Alexander Boyd (September 8, 1834 – March 31, 1870) was notable as the Republican County Solicitor and Register in Chancery of Greene County, Alabama in 1870 during Reconstruction who was murdered by a lynching party of Ku Klux Klan members. He was fatally shot on March 31, 1870, in Eutaw, the county seat. The Klan members intended to hang him in the square in a public lynching, to demonstrate their power during this period and their threat to Republicans.

Boyd fiercely resisted their taking him from his hotel room. In the armed confrontation, he was shot and killed there. As was typical of most Klan attacks, his murderers were never brought to justice. That same night, prominent black Republican James Martin was shot and killed at his home in Union, Alabama, also in Greene County.

==Early life==
Boyd was born in South Carolina, and later lived in Alabama. He was among thousands of Klan victims who were killed or wounded in Alabama and other Southern states during the Reconstruction era. The Klan's primary targets were freedmen and free blacks from the North, but they also attacked and intimidated white Republican officeholders, teachers, and other freedman sympathizers.

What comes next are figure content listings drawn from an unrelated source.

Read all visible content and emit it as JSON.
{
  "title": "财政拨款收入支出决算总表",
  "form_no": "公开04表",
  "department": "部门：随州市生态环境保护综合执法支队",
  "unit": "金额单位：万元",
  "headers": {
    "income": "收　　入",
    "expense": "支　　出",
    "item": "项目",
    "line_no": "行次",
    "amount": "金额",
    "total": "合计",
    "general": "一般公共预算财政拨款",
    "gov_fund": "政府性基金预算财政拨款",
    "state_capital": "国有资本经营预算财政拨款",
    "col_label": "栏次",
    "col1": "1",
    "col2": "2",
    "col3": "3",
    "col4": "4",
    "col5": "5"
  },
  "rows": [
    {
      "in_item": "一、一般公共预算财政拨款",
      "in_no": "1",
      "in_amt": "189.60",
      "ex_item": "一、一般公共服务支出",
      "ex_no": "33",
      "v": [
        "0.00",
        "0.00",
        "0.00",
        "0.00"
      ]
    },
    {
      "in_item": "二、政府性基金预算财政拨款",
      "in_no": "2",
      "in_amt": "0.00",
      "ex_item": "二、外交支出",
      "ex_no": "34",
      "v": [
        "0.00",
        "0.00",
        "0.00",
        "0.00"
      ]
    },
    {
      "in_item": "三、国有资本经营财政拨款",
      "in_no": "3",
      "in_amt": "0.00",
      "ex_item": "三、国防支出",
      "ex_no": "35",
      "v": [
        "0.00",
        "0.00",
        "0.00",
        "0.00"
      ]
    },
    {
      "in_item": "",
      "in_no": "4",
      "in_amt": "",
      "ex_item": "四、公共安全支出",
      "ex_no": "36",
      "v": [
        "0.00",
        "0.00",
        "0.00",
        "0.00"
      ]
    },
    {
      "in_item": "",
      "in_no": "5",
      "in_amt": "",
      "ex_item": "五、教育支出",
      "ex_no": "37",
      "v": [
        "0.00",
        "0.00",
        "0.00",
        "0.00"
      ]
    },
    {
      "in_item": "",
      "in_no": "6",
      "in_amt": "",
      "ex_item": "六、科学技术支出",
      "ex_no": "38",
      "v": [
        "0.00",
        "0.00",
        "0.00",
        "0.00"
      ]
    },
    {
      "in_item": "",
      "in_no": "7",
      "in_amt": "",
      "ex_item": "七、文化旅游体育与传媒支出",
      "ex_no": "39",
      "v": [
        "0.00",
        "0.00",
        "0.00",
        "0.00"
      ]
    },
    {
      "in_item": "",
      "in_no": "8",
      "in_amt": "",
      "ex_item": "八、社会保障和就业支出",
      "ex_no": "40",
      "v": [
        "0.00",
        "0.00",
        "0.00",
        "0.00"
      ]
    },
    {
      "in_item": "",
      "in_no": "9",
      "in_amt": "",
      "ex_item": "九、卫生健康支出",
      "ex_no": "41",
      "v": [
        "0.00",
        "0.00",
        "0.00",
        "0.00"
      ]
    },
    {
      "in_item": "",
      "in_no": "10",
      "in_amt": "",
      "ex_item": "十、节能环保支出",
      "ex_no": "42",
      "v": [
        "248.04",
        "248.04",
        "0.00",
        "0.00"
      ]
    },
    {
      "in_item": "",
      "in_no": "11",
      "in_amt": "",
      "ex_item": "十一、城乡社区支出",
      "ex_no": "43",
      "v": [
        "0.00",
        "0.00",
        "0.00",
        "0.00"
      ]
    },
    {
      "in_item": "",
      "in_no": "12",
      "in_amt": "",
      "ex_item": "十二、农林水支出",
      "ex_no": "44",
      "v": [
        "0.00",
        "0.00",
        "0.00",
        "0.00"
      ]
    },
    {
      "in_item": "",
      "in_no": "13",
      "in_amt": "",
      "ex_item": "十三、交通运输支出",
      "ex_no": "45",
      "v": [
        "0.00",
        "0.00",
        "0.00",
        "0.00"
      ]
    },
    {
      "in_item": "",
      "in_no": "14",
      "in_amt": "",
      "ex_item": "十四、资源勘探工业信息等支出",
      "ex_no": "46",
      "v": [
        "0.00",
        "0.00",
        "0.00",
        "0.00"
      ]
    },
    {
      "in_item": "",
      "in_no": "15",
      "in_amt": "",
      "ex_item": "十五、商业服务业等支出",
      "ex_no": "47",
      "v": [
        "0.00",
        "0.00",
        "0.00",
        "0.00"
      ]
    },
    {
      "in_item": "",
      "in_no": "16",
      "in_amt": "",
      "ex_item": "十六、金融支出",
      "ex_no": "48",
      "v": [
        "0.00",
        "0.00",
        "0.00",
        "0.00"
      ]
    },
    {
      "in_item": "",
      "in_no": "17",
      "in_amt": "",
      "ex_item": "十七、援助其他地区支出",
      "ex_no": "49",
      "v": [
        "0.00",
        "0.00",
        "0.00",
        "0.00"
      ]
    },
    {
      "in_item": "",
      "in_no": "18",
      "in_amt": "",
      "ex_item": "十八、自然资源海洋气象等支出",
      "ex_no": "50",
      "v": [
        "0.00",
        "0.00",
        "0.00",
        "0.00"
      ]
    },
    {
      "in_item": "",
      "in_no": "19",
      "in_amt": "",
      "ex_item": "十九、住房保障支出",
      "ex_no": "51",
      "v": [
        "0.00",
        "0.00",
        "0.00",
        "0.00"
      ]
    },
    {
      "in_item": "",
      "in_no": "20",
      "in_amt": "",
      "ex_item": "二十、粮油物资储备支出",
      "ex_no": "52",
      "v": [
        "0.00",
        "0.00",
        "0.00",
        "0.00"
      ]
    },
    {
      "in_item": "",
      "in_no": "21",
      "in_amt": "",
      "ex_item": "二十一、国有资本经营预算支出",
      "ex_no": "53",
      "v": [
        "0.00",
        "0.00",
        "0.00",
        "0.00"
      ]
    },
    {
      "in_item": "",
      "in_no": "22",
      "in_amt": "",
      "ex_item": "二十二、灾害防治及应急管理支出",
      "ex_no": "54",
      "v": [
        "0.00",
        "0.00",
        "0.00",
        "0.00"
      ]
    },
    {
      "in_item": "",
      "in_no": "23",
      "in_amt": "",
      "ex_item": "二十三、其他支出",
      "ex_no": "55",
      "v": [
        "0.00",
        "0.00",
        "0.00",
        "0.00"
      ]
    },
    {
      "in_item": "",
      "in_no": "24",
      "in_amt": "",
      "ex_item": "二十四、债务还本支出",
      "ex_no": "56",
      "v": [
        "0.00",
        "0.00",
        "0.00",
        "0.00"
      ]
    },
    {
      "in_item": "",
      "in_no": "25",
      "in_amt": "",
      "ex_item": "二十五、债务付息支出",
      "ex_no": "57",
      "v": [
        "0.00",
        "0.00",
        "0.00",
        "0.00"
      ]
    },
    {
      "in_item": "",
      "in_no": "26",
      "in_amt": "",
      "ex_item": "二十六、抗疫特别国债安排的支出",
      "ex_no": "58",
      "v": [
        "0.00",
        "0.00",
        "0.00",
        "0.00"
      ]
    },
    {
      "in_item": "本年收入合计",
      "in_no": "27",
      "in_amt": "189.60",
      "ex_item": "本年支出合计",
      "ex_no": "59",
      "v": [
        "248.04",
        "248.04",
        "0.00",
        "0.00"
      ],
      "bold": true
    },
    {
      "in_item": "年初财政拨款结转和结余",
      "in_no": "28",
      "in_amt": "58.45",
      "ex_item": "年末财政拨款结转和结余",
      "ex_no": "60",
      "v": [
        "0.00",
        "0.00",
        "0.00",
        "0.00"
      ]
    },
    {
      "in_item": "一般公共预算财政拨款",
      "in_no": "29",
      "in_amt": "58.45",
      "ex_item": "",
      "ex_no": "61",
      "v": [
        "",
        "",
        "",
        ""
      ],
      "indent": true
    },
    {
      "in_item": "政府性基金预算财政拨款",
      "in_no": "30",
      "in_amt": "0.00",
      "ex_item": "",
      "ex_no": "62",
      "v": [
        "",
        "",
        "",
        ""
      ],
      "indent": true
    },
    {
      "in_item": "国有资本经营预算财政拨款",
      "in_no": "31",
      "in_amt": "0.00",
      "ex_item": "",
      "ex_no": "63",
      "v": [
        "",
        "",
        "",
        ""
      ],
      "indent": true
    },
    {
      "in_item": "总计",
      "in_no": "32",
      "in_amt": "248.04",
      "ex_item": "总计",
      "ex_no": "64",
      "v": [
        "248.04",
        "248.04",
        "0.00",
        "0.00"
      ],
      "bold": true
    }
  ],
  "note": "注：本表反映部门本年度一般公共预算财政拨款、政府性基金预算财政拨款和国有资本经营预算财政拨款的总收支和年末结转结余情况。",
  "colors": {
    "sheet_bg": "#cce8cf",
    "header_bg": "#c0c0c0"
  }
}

Similarly, the Greene County Courthouse was burned in 1868, and some suspect it was arson to destroy such records of suits by freedmen against planters.

==Death==
On the night of Boyd's murder, thirty masked, armed, and costumed Klansmen were observed riding into the town square of Eutaw, the county seat of Greene County. A number of the men entered George Cleveland's hotel and demanded to be shown to Boyd's room. Boyd put up unexpected resistance and a gunfight broke out. He was wounded and left the room, and was fatally shot in the hallway. It is believed that he was attacked to prevent prosecution of suits by freedmen against planters. That same night, James Martin, a black Republican prominent in the county, was shot by gunmen near his home in Union, Alabama, who took him away rather than let him be treated; he was never seen again.

==Aftermath==
Reports of the Thursday night murder brought several hundred armed freedmen into Eutaw on Saturday, April 2, 1870, calling for retaliation against the night riders. One member of the mob spoke for all when he said that local Confederates "have never surrendered yet, and the only way to stop this is to burn them out." A store in Eutaw, owned by a prominent white Democrat, was burned a few days after Boyd's murder, and several barns were also reportedly torched over the next month.

In the fall of 1870 before elections, two black politicians were killed in Greene County. An estimated four blacks were killed by whites in the Eutaw riot, which took place in the town square.

President Ulysses S. Grant gained congressional passage of the 1870 Enforcement Acts, intended to authorize the federal government to suppress Klan violence. While the Klan was suppressed, rifle leagues and such insurgent groups as the White League in Louisiana and Red Shirts in Mississippi and the Carolinas developed as other paramilitary insurgent groups.